Cioè? Delinei uno scenario.

«Spero che Mattarella possa proseguire ancora al Quirinale perché ha lavorato benissimo e che Draghi rimanga alla guida del governo. Secondo me attorno a lui il nuovo centro può cominciare a costruirsi e ad assumere una fisionomia più precisa. Penso, infatti, che il modello Draghi sia ancora in fieri, in costruzione, e attorno a lui possa nascere un raggruppamento moderato a sostegno. Questa cosa si delineerà presto, con l'elezione del Presidente della Repubblica, a febbraio. Il fatto positivo è che il banco di prova di questa nuova esperienza in Sicilia saranno le amministrative. L'elezione del sindaco di Palermo sarà il primo importante e tutte le candidature fin qui proposte sono aria fritta, è troppo presto; e poi ci saranno le elezioni Regionali».

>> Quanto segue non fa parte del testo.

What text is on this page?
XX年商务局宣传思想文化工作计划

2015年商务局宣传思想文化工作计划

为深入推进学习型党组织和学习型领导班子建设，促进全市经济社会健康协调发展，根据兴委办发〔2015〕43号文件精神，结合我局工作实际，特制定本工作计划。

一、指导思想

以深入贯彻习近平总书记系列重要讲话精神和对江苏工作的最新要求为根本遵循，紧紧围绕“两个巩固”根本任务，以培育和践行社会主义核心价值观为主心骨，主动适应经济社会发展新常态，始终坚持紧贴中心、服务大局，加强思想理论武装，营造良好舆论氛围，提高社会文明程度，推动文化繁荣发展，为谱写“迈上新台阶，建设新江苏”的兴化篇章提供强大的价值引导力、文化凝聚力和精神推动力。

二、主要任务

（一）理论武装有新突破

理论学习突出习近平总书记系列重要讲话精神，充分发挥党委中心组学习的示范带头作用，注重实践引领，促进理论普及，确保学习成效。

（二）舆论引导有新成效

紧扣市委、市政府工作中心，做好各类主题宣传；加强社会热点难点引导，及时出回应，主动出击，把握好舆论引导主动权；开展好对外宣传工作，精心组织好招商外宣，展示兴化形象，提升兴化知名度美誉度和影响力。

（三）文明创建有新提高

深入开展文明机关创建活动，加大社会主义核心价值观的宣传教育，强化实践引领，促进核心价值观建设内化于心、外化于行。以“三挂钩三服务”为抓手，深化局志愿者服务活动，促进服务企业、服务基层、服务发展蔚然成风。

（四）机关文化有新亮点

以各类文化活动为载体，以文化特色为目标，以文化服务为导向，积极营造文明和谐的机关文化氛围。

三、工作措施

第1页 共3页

Lei anche in queste occasioni presenterà liste?

«Certamente. Pronostico che alle Regionali prenderemo più del 6 per cento, eleggendo sei o sette deputati. Non voglio candidare uscenti, ex parlamentari vecchi nomi anche con molti voti in dotazione. Servono forze fresche. Abbiamo capito che c'è un difetto di cultura politica e creato la scuola di formazione che ha avuto molto successo. Ai ragazzi ho sempre detto: il vostro modello deve essere il contrario di quello che sono stato io».

Basta cuffarismo?

«Il cuffarismo ormai ha lasciato posto al cuffaresimo».

Lei pensa, come Giancarlo Cancelleri, che il risultato elettorale suona come un avviso di sfratto per il presidente Musumeci?

«No. Ma è certo che la coalizione che sostiene il governo deve capire che cosa vuole fare. Francamente sembra acciaccata, mentre l'alleanza fra Pd e Cinquestelle sta funzionando».

A cosa tende il suo nuovo impegno in prima persona? Quali risultati intende conseguire?

«Nulla di personale. Io voglio solo rimettere in moto il meccanismo della Dc. Ma dico da subito che le Regionali saranno il mio ultimo atto, poi non sarà più compito mio. Io e mio figlio abbiamo già deciso: dopo le elezioni del presidente della Regione – e ribadisco che secondo me sono maturi i tempi perché sia proposta una donna - torneremo a fare i volontari in un ospedale del Burundi. Il mio percorso si chiuderà così».